As your resident analog guy, I’m a fan of cursive. I write all the time and almost always in cursive. However, as the story at the top of this post indicates, I’m the only guy in the world who can read it. And not always. I might be trying to capture a thought, but when I come back later to my handy pocket notebook it looks like my pen threw up. Look at this:
Like a lot of people in the business world, I realized I needed to curb my calligraphy.
First, nothing improves your longhand like actually writing in longhand. To get your graphology in gear, you’re gonna have to knuckle down and write words on paper as often as possible. However, you can formalize your training by adopting the practices of one of the many schools ready to beautify your ballpoint work.
It’s the great-granddaddy of American handwriting since 1850. When you see a picture of a journal or a manuscript from just after the Civil War the penmanship stands out. Those gorgeously seriffed capitals, those elegantly drawn lines thicker in the verticals and thinner in the horizontals — that’s Spencerian script, developed and taught by Platt Rogers Spencer from around 1850 until about 1925. It’s the reason your great-grandmother’s recipes are beautiful.
Learning Spencerian penmanship takes time and dedication. The results are an astonishing hand that would look perfectly at home on a fancy degree. (Nerds, take note: Your handwriting style is called your “hand.”) The pages of a journal filled with Spencerian script are museum-quality notes. This is the highest standard.

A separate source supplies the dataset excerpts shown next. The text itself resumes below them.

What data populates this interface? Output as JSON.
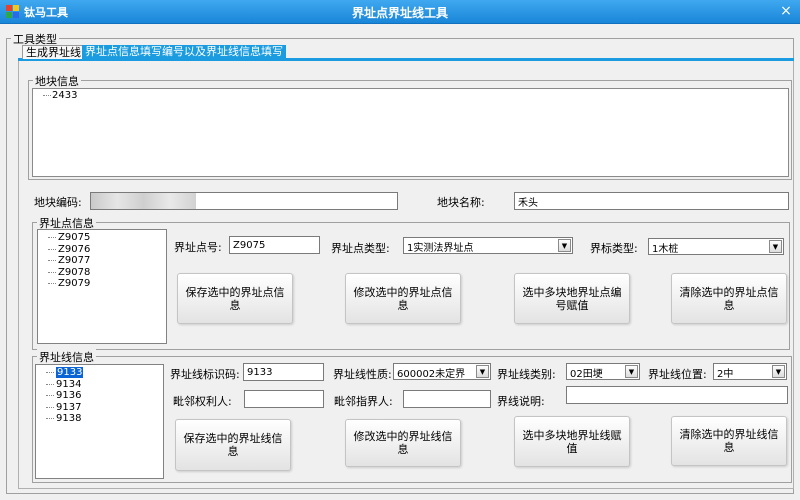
{
  "window": {
    "app_name": "钛马工具",
    "title": "界址点界址线工具",
    "close_glyph": "×"
  },
  "tool_type_legend": "工具类型",
  "tabs": [
    {
      "label": "生成界址线"
    },
    {
      "label": "界址点信息填写编号以及界址线信息填写"
    }
  ],
  "plot_info": {
    "legend": "地块信息",
    "tree_items": [
      "2433"
    ]
  },
  "plot_code": {
    "label": "地块编码:",
    "value": ""
  },
  "plot_name": {
    "label": "地块名称:",
    "value": "禾头"
  },
  "boundary_point": {
    "legend": "界址点信息",
    "list": [
      "Z9075",
      "Z9076",
      "Z9077",
      "Z9078",
      "Z9079"
    ],
    "number_label": "界址点号:",
    "number_value": "Z9075",
    "type_label": "界址点类型:",
    "type_value": "1实测法界址点",
    "marker_label": "界标类型:",
    "marker_value": "1木桩",
    "buttons": {
      "save": "保存选中的界址点信息",
      "modify": "修改选中的界址点信息",
      "batch": "选中多块地界址点编号赋值",
      "clear": "清除选中的界址点信息"
    }
  },
  "boundary_line": {
    "legend": "界址线信息",
    "list": [
      "9133",
      "9134",
      "9136",
      "9137",
      "9138"
    ],
    "id_label": "界址线标识码:",
    "id_value": "9133",
    "nature_label": "界址线性质:",
    "nature_value": "600002未定界",
    "category_label": "界址线类别:",
    "category_value": "02田埂",
    "position_label": "界址线位置:",
    "position_value": "2中",
    "neighbor_right_label": "毗邻权利人:",
    "neighbor_right_value": "",
    "neighbor_pointer_label": "毗邻指界人:",
    "neighbor_pointer_value": "",
    "desc_label": "界线说明:",
    "desc_value": "",
    "buttons": {
      "save": "保存选中的界址线信息",
      "modify": "修改选中的界址线信息",
      "batch": "选中多块地界址线赋值",
      "clear": "清除选中的界址线信息"
    }
  },
  "colors": {
    "titlebar": "#1a86d8",
    "active_tab": "#1b9be0",
    "selection": "#0a64d6"
  }
}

If only someone could read it. Sure, it’s gorgeous, but Spencerian penwork is another language. Cursive already suffers from its removal as a requirement in early education. As recently as 2006, only 15 percent of students wrote their SAT answers in cursive. If you were born after 1975, anything written in cursive might as well be the Voynich manuscript.
Since Spencerian was so hard to learn and was a little hard to read, Austin Palmer invented his own simplified version in the late 1890s. Palmer supplanted the Spencerian method because it was so much easier. Palmer’s perch over penmanship lasted for 60 years until it was discarded by the Zaner-Blosner school, which taught children manuscript before teaching cursive.
Barbara Getty and Inga Dubay launched their method in 1979 and still teach handwriting today. Their Italic style teaches handwriting that is fast and crisp, whether one is printing or writing script. Like Spencer, Palmer and Zaner, they set out to create an improved method of writing legibly and quickly. Unlike the previous three, their method seems to work. The Getty-Dubay script’s most helpful quality is that the letters are the same when you’re printing or writing longhand. This is brilliant when you’re taking complicated notes or need to signify a book title or citation in your notes. As the writer, you transition seamlessly from writing in their connected cursive style to the printed form, then back again. As a reader, the difference between the two styles is hardly noticeable, yet visually distinct enough to clearly define blocks of differentiated text.
When I started research for this post, I assumed Spencerian script was superior because of its stunning visual quality. However, after having spent a while developing a somewhat Spencerian hand, I’m abandoning it in favor of the Getty-Dubay school.
Still, after a lot of practice, my handwriting has improved from laughable to legibility. Observe:
Science has shown that writing by hand develops important executive functions using a keyboard never comes close to. How that happens is complex, but two cerebral effects of writing script stand out:
In an increasingly virtual business landscape, you tend to pay more attention to the real. Handwritten notes, marginalia, even an idea hastily scrawled onto a Post-it stand out. By developing a style that is quick, crisp and legible, your handwriting will pop off the page. And if your notes stand out, so do you.